Waze drivers with access to the platform’s editable road maps have, over the past weeks, changed the name of the fence running between Israel proper and the West Bank, with the name seesawing between “Security Fence” and “Separation Wall.” This makes the commuter app the latest battleground in an ongoing “political mapping” struggle between supporters of Israel and those opposed to its policies.
A spokesperson for Waze said that the company did not know anything about it and did not get involved in politics.
Waze is the app drivers around the world turn to for information about their commutes. The platform collects information including traffic, speed, accidents, potholes, and police surveillance and broadcasts it out to users of the app. Waze uses GPS location services and other smartphone features to automatically gauge how fast and where a driver is traveling, then transposes the information onto a map. Maps are updated automatically on a regular basis to reflect closures, construction and new additions.
To ensure maximum accuracy, Waze also allows online users to edit the maps. The idea is to enable residents to update street or neighborhood names, details the platform can’t update automatically. Those changes are reflected on the maps seen in the mobile versions of the app.
Waze drivers have access to landmarks. The security fence, the official name used by the Defense Ministry for the structure, is one of the most politicized landmarks in the world. The fence roughly follows the Green Line (the 1949 armistice lines), with forays into the areas of the settlement blocs in Judea (Gush Etzion, Beitar, Maaleh Adumim) and Samaria (the Ariel bloc).
The structure’s name is also a matter of fierce political contention. According to the BBC style guide, for example, “security fence” is itself a political term, buying into the Israeli government’s claim of what it is supposed to be. The BBC usually uses “separation fence.”

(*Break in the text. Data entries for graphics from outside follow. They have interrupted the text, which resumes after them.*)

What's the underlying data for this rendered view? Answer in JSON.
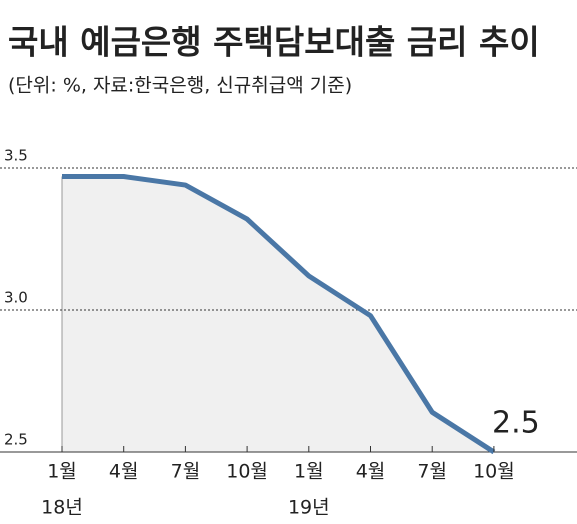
{
  "chart_data": {
    "type": "area-line",
    "title": "국내 예금은행 주택담보대출 금리 추이",
    "subtitle": "(단위: %, 자료:한국은행, 신규취급액 기준)",
    "categories": [
      "1월",
      "4월",
      "7월",
      "10월",
      "1월",
      "4월",
      "7월",
      "10월"
    ],
    "group_labels": [
      "18년",
      null,
      null,
      null,
      "19년",
      null,
      null,
      null
    ],
    "values": [
      3.47,
      3.47,
      3.44,
      3.32,
      3.12,
      2.98,
      2.64,
      2.5
    ],
    "value_labels": [
      null,
      null,
      null,
      null,
      null,
      null,
      null,
      "2.5"
    ],
    "color": "#4a77a6",
    "fill": "#f0f0f0",
    "ylim": [
      2.5,
      3.5
    ],
    "yticks": [
      2.5,
      {
        "value": 3,
        "label": "3.0"
      },
      3.5
    ],
    "grid": true
  }
}
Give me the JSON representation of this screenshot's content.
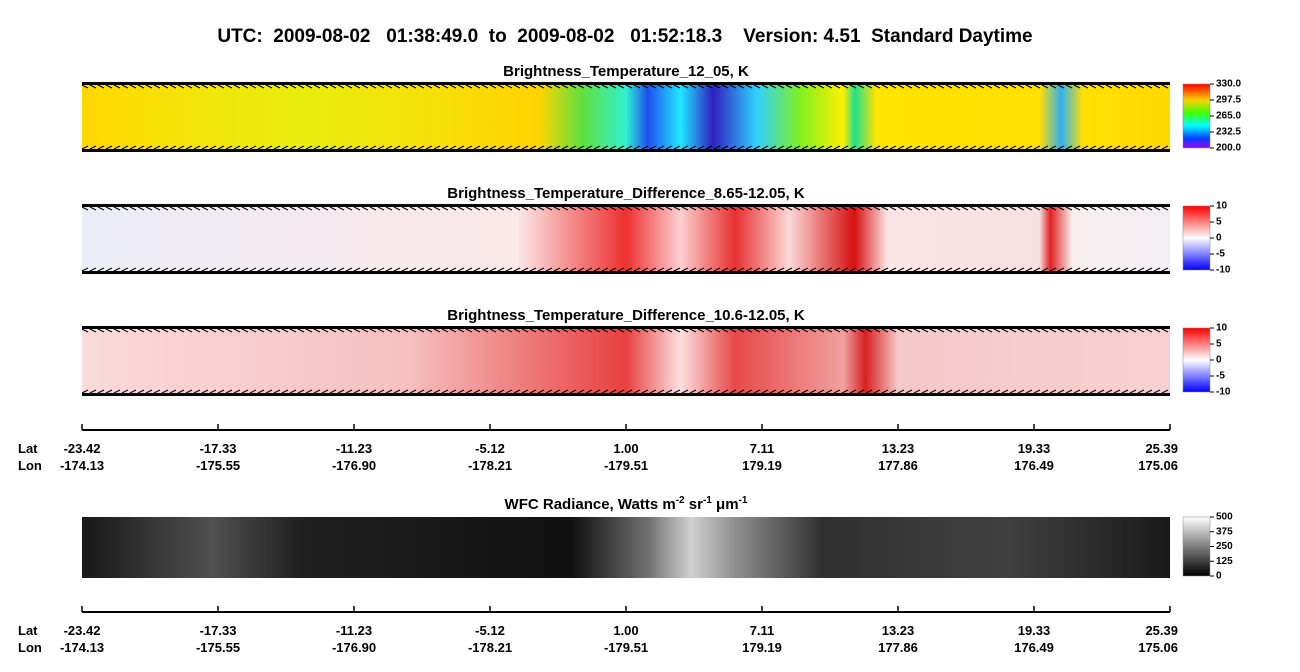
{
  "header": {
    "title": "UTC:  2009-08-02   01:38:49.0  to  2009-08-02   01:52:18.3    Version: 4.51  Standard Daytime"
  },
  "panels": [
    {
      "title": [
        "Brightness_Temperature_12_05, K"
      ],
      "colorbar": {
        "ticks": [
          {
            "value": 330,
            "label": "330.0"
          },
          {
            "value": 297.5,
            "label": "297.5"
          },
          {
            "value": 265,
            "label": "265.0"
          },
          {
            "value": 232.5,
            "label": "232.5"
          },
          {
            "value": 200,
            "label": "200.0"
          }
        ]
      }
    },
    {
      "title": [
        "Brightness_Temperature_Difference_8.65-12.05, K"
      ],
      "colorbar": {
        "ticks": [
          10,
          5,
          0,
          -5,
          -10
        ]
      }
    },
    {
      "title": [
        "Brightness_Temperature_Difference_10.6-12.05, K"
      ],
      "colorbar": {
        "ticks": [
          10,
          5,
          0,
          -5,
          -10
        ]
      }
    },
    {
      "title": [
        "WFC Radiance, Watts m",
        "-2",
        " sr",
        "-1",
        " μm",
        "-1"
      ],
      "colorbar": {
        "ticks": [
          500,
          375,
          250,
          125,
          0
        ]
      }
    }
  ],
  "axis": {
    "lat_name": "Lat",
    "lon_name": "Lon",
    "lat": [
      "-23.42",
      "-17.33",
      "-11.23",
      "-5.12",
      "1.00",
      "7.11",
      "13.23",
      "19.33",
      "25.39"
    ],
    "lon": [
      "-174.13",
      "-175.55",
      "-176.90",
      "-178.21",
      "-179.51",
      "179.19",
      "177.86",
      "176.49",
      "175.06"
    ]
  }
}
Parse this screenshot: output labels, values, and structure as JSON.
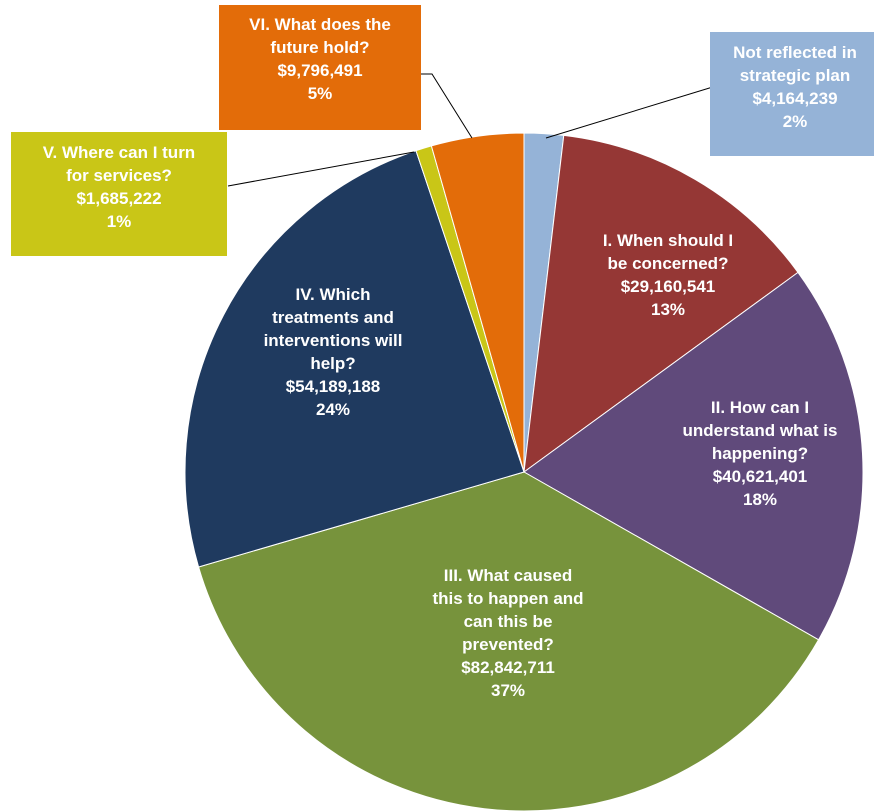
{
  "chart_data": {
    "type": "pie",
    "slices": [
      {
        "lines": [
          "Not reflected in",
          "strategic plan"
        ],
        "amount": "$4,164,239",
        "percent": "2%",
        "value": 4164239,
        "color": "#95b3d7"
      },
      {
        "lines": [
          "I. When should I",
          "be concerned?"
        ],
        "amount": "$29,160,541",
        "percent": "13%",
        "value": 29160541,
        "color": "#953735"
      },
      {
        "lines": [
          "II. How can I",
          "understand what is",
          "happening?"
        ],
        "amount": "$40,621,401",
        "percent": "18%",
        "value": 40621401,
        "color": "#604a7b"
      },
      {
        "lines": [
          "III. What caused",
          "this to happen and",
          "can this be",
          "prevented?"
        ],
        "amount": "$82,842,711",
        "percent": "37%",
        "value": 82842711,
        "color": "#77933c"
      },
      {
        "lines": [
          "IV. Which",
          "treatments and",
          "interventions will",
          "help?"
        ],
        "amount": "$54,189,188",
        "percent": "24%",
        "value": 54189188,
        "color": "#1f3a5f"
      },
      {
        "lines": [
          "V. Where can I turn",
          "for services?"
        ],
        "amount": "$1,685,222",
        "percent": "1%",
        "value": 1685222,
        "color": "#c9c617"
      },
      {
        "lines": [
          "VI. What does the",
          "future hold?"
        ],
        "amount": "$9,796,491",
        "percent": "5%",
        "value": 9796491,
        "color": "#e36c09"
      }
    ]
  }
}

A quick perusal of sites of organizations not suspected of sympathy to the Zionist cause (Al Jazeera, Electronic Intifada), along with Israeli groups opposed to Israel’s West Bank presence (Btselem, Peace Now) indicates a preference for the term “separation barrier” or “separation wall,” going against those who believe that the fence has saved Israeli lives by keeping terrorists outside Israeli population centers. According to the Defense Ministry, most of the fence is a fence. The “wall” part is built along portions of the fence where there are large Palestinian and Israeli population centers, such as in Jerusalem and next to the Palestinian towns of Kalkilya and Tulkarem, which are adjacent to Kfar Saba and the suburbs of Netanya respectively.
It appears that the gauntlet has been raised by both sides. Over the past week, portions of the structure have sported both “security fence” and “separation wall,” with the names switching back and forth, sometimes several times a day. The names appear in more than a dozen spots along the length of the structure.
If Waze users on either side are trying to change the app’s map to reflect their political viewpoint, the efforts seem to be individual in nature. Spokespeople for Israeli activist groups on the both the left and right (Peace Now, B’Tselem, Regavim, Im Tirzu) said that they were not aware of any organized campaign to politicize Waze maps. Tal Grunberg, an activist behind a petition to get Israeli TV weather maps, school textbooks and Waze to display the Green Line, said he had nothing to do with the matter.
“All maps of Israel that are taught in schools, are shown in the media, Waze and in weather reports, show Israel as a land that had already annexed the West Bank,” said Grunberg. “This constitutes a blunt indoctrination that affects students, soldiers and civilians. Generations are raised to believe that the West Bank is a part of Israel despite the fact that these territories were never annexed by any of the Israeli governments since 1967.” While he is happy that “someone is bringing some sense to Waze,” he doesn’t know whom to congratulate.
A Waze spokesperson said the company was unaware of the matter. “We’re a technology company, and we don’t take political stances. The data on our maps comes from Waze users,” the spokesperson said.
Waze is now owned by Google, which has its own editable maps, where users can add place names and landmarks. Google Maps shows the route of the fence, but does not call it anything. It also displays the Green Line. However, Google Maps for Israel is not currently editable. According to Internet rumor, this is because the company is concerned about political map editing. A spokesperson for Google had no comment. It should be noted that Google Maps editing is also closed in Russia, China, Spain, Ireland and Portugal, all of which currently have unclear or unresolved territorial disputes with neighbors. Maps for Jordan and Lebanon are not editable either. Meanwhile, Waze maps continue to be publicly editable, and the company said they have no plans to change that at this time.